Steps to incrementally update the production database

  1. Clear the existing database: rm src/crkeng/db/db.sqlite3
  2. Start a virtual environment: pipenv shell
  3. Migrate the database: ./crkeng-manage migrate
  4. Import latest version of database: ./crkeng-manage importjsondict {path/to/database.importjson}
    • incremental update: --incremental
    • don't translate wordforms (runs faster): --no-translate-wordforms
  5. Run a local server to test results: ./crkeng-manage runserver
  6. Build test database: ./crkeng-manage buildtestimportjson --full-importjson {path/to/database.importjson}
  7. Run tests: pipenv run test
    • If either the structure of the database or the definitions of the test entries have changed, the tests may fail.
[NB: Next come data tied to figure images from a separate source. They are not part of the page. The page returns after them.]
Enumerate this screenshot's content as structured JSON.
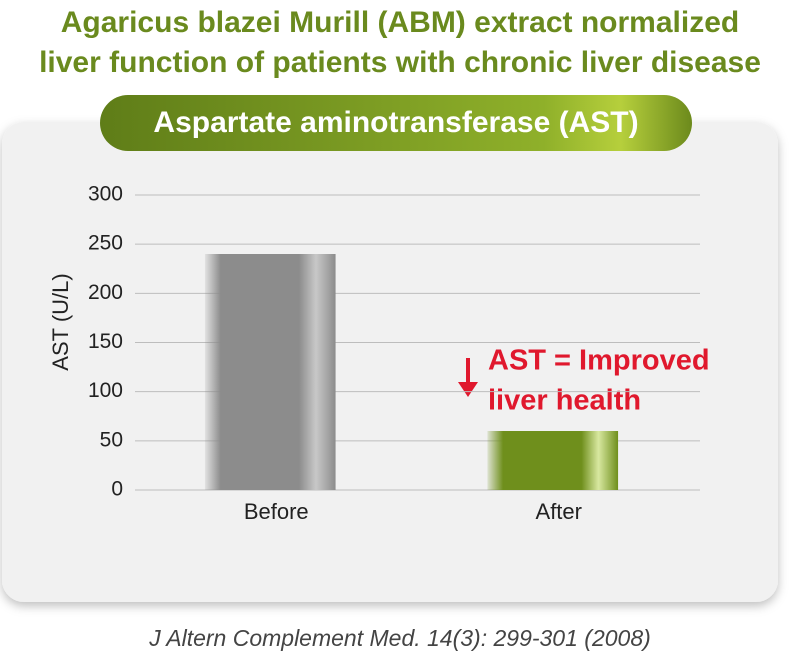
{
  "chart_data": {
    "type": "bar",
    "title": [
      "Agaricus blazei Murill (ABM) extract normalized",
      "liver function of patients with chronic liver disease"
    ],
    "subtitle": "Aspartate aminotransferase (AST)",
    "y_label": "AST (U/L)",
    "categories": [
      "Before",
      "After"
    ],
    "values": [
      240,
      60
    ],
    "colors": [
      "#8c8c8c",
      "#6f8f1c"
    ],
    "ylim": [
      0,
      300
    ],
    "yticks": [
      0,
      50,
      100,
      150,
      200,
      250,
      300
    ],
    "grid": true,
    "annotation": [
      "AST = Improved",
      "liver health"
    ],
    "source": "J Altern Complement Med. 14(3): 299-301 (2008)"
  }
}
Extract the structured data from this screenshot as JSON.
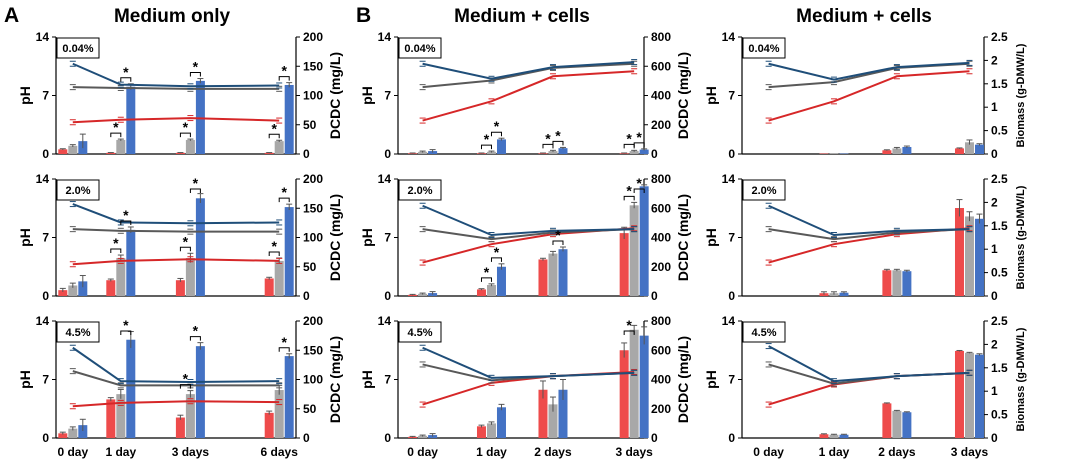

You will need to update the tests.
  8. Log into U Alberta VPN using Cisco VPN or similar.
  9. Save the latest version of the import JSON to the private ALTLab repo (under home/morphodict/altlab) or your user directory. (It can't be copied directly to its final destination because you must assume the morphodict user in order to have write access to the morphodict/ directory.)
  10. SSH into the ALTLab gateway and tunnel to the morphodict server.
  11. Become the morphodict user: sudo -i -u morphodict
  12. Update the import JSON file located at /opt/morphodict/home/morphodict/src/crkeng/resources/dictionary/crkeng_dictionary.importjson by copying it from the private ALTLab repo located at /opt/morphodict/home/altlab/crk/dicts.
  13. Get the ID of the current Docker container:
    1. cd /opt/morphodict/home/morphodict/src/crkeng/resources/dictionary
    2. docker ps | grep crkeng (docker ps lists docker processes)
    3. Copy container ID.
  14. Run incremental import on new version of database:
    1. docker exec -it --user=morphodict {containerID} ./crkeng-manage importjsondict --purge --incremental {path/to/database}
      • The morphodict user is required to write changes.
      • The path to the database will be src/crkeng/resources/dictionary/crkeng_dictionary.importjson or some variation thereof.

Tests

Tests for this repository are written using Mocha + Chai. The tests check that the conversion scripts are working properly, and test for known edge cases. There is one test suite for each conversion script (and some other miscellaneous unit tests as well), located alongside that script in lib with the extension .test.js. You can run the entire test suite with npm test.